Node.js Garbage Collection & Memory Management in Practice

The easiest way of learning is by doing - so I am going to show you what happens in the memory with different code snippets.

The Stack

The stack contains local variables and pointers to objects on the heap or pointers defining the control flow of the application.

In the following example, both a and b will be placed on the stack.

function add (a, b) {  
  return a + b
}

add(4, 5)  



Need help with enterprise-grade Node.js Development?
Hire the experts of RisingStack!


The Heap

The heap is dedicated to store reference type objects, like strings or objects.

The Car object created in the following snippet is placed on the heap.

function Car (opts) {  
  this.name = opts.name
}

const LightningMcQueen = new Car({name: 'Lightning McQueen'})  

After this, the memory would look something like this:

Node.js Garbage Collection First Step - Object Placed in the Memory Heap

Let's add more cars, and see how our memory would look like!

function Car (opts) {  
  this.name = opts.name
}

const LightningMcQueen = new Car({name: 'Lightning McQueen'})  
const SallyCarrera = new Car({name: 'Sally Carrera'})  
const Mater = new Car({name: 'Mater'})  

Node.js Garbage Collection Second Step - More elements added to the heap

If the GC would run now, nothing could be freed up, as the root has a reference to every object.

Let's make it a little bit more interesting, and add some parts to our cars!

function Engine (power) {  
  this.power = power
}

function Car (opts) {  
  this.name = opts.name
  this.engine = new Engine(opts.power)
}

let LightningMcQueen = new Car({name: 'Lightning McQueen', power: 900})  
let SallyCarrera = new Car({name: 'Sally Carrera', power: 500})  
let Mater = new Car({name: 'Mater', power: 100})  

Node.js Garbage Collection - Assigning values to the objects in the heap

What would happen, if we no longer use Mater, but redefine it and assign some other value, like Mater = undefined?

Node.js Garbage Collection - Redefining values

As a result, the original Mater object cannot be reached from the root object, so on the next garbage collector run it will be freed up:

Node.js Garbage Collection - Freeing up the unreachable object

Now as we understand the basics of what's the expected behaviour of the garbage collector, let's take a look on how it is implemented in V8!

Garbage Collection Methods

In one of our previous articles we dealt with how the Node.js garbage collection methods work, so I strongly recommend reading that article.

Here are the most important things you’ll learn there:

New Space and Old Space

The heap has two main segments, the New Space and the Old Space. The New Space is where new allocations are happening; it is fast to collect garbage here and has a size of ~1-8MBs. Objects living in the New Space are called Young Generation.

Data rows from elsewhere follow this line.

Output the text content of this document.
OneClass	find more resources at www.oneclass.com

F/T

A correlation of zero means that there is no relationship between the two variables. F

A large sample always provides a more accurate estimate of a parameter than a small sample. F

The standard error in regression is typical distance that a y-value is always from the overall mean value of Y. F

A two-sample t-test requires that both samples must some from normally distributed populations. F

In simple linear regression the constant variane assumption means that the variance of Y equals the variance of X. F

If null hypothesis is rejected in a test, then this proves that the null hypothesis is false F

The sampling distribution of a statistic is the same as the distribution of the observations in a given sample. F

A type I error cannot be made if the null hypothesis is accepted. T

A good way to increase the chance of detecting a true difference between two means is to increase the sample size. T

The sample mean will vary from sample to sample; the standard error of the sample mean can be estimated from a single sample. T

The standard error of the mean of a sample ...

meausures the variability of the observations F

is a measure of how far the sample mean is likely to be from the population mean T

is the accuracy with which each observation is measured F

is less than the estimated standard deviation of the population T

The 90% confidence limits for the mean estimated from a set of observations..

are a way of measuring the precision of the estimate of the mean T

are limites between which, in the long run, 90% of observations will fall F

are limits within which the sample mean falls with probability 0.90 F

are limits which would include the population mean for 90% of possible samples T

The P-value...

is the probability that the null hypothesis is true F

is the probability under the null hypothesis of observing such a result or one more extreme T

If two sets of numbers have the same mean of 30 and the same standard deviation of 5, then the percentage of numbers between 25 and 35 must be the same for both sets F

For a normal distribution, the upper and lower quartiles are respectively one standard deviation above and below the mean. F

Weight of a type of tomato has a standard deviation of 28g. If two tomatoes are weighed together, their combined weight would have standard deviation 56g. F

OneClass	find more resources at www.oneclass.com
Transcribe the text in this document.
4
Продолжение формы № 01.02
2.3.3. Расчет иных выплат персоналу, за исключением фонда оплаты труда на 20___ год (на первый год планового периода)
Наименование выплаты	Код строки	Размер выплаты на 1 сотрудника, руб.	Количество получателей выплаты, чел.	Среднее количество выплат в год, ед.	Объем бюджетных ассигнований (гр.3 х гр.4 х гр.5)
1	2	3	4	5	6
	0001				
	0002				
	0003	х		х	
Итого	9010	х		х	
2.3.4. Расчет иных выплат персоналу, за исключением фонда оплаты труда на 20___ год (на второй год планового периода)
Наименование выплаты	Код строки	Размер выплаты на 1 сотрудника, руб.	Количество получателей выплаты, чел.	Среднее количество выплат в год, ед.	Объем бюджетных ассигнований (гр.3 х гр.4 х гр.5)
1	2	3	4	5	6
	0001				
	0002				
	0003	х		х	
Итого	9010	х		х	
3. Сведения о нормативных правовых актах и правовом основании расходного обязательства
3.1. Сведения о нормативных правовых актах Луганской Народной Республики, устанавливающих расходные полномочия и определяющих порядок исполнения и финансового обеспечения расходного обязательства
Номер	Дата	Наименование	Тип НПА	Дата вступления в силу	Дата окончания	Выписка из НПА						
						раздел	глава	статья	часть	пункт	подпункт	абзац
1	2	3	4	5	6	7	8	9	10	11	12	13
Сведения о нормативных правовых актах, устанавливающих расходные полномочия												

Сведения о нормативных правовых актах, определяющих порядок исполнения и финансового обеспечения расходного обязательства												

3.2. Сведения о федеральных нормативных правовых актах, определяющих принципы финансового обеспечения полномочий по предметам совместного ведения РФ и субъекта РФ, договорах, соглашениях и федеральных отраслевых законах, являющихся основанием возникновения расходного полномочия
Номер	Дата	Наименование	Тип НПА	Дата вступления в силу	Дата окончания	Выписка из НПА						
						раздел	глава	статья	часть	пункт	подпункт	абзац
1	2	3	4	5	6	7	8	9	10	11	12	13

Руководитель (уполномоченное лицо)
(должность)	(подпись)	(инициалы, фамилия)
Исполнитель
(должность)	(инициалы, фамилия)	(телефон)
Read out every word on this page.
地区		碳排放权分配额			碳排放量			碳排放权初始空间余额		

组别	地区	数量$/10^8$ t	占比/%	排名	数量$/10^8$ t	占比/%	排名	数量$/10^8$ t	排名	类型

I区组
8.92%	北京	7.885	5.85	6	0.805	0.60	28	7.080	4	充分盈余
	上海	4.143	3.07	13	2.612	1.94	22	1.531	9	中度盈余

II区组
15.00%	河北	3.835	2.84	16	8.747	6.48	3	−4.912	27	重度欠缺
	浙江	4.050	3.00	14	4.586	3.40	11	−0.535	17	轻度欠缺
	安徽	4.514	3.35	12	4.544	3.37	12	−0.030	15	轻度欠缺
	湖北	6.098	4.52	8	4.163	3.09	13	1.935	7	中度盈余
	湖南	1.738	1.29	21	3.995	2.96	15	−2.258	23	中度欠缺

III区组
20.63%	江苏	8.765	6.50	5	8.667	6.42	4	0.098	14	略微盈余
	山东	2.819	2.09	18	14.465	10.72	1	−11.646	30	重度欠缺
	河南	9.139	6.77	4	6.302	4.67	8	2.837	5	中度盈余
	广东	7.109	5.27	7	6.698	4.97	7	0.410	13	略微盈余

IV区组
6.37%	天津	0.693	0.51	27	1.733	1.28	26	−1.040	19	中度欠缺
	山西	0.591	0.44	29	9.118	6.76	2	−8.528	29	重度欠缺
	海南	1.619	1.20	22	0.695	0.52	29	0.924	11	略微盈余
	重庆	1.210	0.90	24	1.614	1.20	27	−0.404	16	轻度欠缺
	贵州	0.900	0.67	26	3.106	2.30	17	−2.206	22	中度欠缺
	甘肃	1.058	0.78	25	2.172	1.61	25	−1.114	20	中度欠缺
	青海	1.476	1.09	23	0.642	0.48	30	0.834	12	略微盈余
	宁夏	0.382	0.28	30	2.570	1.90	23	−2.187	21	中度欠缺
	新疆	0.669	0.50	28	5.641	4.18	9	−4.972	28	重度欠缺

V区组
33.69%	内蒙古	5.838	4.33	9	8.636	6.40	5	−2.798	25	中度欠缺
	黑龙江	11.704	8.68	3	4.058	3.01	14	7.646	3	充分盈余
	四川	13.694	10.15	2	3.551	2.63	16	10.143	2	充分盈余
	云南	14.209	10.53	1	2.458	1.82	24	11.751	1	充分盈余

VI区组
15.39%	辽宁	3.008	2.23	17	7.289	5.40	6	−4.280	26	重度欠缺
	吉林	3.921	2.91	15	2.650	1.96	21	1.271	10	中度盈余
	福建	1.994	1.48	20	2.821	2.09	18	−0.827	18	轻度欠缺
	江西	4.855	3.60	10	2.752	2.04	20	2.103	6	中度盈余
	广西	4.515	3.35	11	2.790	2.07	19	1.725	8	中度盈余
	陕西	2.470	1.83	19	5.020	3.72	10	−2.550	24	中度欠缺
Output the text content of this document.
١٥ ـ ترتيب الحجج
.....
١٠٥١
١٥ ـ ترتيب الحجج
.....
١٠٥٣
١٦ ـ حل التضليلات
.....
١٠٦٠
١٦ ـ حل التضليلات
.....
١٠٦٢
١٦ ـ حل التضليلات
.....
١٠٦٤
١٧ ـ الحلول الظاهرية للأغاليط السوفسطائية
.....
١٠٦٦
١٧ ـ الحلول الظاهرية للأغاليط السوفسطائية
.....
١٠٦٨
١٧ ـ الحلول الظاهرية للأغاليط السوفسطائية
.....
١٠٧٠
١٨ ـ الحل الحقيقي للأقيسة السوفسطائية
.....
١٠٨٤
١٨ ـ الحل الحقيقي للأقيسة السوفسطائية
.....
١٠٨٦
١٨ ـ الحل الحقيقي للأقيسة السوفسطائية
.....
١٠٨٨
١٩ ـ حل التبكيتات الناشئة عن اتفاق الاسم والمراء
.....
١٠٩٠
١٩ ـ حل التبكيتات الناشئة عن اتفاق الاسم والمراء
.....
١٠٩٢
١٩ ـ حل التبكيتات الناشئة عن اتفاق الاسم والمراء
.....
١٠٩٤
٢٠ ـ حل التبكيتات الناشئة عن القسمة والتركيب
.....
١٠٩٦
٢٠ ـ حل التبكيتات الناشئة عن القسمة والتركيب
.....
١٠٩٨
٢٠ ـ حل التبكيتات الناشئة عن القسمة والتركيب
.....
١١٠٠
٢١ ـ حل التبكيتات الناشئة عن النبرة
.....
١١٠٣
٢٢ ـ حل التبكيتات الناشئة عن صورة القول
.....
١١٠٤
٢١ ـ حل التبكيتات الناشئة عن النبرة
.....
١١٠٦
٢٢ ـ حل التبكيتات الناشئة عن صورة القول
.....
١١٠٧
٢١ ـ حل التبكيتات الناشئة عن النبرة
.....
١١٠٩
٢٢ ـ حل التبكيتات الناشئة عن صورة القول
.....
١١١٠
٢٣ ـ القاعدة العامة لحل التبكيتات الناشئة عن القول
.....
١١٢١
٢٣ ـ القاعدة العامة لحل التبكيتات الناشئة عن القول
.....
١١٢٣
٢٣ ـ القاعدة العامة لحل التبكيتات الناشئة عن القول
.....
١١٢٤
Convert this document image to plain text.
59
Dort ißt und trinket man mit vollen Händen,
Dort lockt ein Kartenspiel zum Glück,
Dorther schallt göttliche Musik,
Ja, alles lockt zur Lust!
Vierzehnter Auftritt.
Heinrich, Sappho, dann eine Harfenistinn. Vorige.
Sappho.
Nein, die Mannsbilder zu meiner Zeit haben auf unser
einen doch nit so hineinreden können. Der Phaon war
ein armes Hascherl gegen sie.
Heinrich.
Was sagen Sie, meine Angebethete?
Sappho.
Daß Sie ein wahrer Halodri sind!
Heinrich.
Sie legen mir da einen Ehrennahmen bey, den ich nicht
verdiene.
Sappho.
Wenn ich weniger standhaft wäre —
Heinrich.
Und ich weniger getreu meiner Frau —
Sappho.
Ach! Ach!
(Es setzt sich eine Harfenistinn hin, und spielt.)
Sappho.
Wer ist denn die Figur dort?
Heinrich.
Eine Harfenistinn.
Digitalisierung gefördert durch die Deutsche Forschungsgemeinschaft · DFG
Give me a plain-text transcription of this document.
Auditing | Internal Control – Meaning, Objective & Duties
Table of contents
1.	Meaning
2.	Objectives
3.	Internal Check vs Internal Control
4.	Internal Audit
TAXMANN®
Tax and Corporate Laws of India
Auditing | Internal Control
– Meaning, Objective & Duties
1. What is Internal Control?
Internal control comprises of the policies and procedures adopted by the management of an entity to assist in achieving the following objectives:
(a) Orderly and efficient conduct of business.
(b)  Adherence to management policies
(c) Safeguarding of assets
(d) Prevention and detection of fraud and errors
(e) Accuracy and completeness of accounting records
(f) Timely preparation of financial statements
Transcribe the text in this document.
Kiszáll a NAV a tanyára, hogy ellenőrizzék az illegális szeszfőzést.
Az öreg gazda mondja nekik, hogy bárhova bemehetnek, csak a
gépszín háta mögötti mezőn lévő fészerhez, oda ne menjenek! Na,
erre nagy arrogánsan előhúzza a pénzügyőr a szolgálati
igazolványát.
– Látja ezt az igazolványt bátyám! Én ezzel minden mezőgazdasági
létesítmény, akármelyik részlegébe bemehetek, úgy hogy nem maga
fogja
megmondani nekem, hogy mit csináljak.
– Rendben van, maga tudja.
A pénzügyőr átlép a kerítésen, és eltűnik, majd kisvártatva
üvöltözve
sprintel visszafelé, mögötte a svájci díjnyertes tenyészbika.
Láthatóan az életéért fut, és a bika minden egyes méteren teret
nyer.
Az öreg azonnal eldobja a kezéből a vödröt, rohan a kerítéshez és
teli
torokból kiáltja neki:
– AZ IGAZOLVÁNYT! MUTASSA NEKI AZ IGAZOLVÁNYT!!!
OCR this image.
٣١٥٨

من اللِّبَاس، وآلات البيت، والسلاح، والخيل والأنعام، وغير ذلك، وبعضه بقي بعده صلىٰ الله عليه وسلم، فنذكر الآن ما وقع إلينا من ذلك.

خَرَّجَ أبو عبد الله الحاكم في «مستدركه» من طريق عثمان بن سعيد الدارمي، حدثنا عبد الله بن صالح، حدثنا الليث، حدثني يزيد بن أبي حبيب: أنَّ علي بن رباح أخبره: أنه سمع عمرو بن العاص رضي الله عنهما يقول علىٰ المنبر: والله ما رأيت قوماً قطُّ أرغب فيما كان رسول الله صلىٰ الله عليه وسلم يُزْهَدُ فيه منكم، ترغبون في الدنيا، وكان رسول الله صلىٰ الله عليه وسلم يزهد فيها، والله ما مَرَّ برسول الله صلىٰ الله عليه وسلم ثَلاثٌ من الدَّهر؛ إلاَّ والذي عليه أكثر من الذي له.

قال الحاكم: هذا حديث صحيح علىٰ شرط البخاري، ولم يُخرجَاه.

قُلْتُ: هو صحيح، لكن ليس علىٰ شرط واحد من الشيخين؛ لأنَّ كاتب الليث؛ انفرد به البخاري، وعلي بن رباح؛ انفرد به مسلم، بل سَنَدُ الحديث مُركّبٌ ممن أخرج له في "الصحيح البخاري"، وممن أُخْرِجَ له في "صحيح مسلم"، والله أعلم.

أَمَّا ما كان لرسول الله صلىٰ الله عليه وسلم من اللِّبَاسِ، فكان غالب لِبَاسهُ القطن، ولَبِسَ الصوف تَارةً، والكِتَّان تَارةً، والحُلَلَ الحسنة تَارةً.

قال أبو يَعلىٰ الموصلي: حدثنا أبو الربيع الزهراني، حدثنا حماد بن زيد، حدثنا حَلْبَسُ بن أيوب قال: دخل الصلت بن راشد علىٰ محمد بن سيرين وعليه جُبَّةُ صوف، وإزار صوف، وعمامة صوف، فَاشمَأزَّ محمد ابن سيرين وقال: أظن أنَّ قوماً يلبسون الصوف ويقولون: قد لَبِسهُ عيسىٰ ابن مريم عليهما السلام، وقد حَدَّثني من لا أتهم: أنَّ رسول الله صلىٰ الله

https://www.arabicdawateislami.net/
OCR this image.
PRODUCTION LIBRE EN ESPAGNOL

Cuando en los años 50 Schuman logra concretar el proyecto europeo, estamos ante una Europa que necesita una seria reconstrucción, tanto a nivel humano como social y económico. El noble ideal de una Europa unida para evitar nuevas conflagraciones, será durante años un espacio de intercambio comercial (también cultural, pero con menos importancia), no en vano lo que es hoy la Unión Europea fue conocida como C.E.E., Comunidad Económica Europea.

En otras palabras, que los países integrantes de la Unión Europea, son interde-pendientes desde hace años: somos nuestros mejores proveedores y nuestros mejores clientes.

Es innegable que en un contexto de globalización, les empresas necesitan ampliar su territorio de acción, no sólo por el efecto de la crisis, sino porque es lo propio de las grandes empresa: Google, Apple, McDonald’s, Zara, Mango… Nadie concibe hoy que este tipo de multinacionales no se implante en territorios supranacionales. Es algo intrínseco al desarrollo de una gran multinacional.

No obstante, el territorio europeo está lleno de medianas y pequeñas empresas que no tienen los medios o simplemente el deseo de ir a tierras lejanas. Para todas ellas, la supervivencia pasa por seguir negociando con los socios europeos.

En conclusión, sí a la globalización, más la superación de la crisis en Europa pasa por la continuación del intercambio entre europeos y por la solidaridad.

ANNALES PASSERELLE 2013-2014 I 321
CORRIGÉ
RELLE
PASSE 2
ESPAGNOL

The Old Space where the objects that survived the collector in the New Space are promoted into - they are called the Old Generation. Allocation in the Old Space is fast, however collection is expensive so it is infrequently performed .

Young Generation

Usually, ~20% of the Young Generation survives into the Old Generation. Collection in the Old Space will only commence once it is getting exhausted. To do so the V8 engine uses two different collection algorithms.

Scavenge and Mark-Sweep collection

Scavenge collection is fast and runs on the Young Generation, however the slower Mark-Sweep collection runs on the Old Generation.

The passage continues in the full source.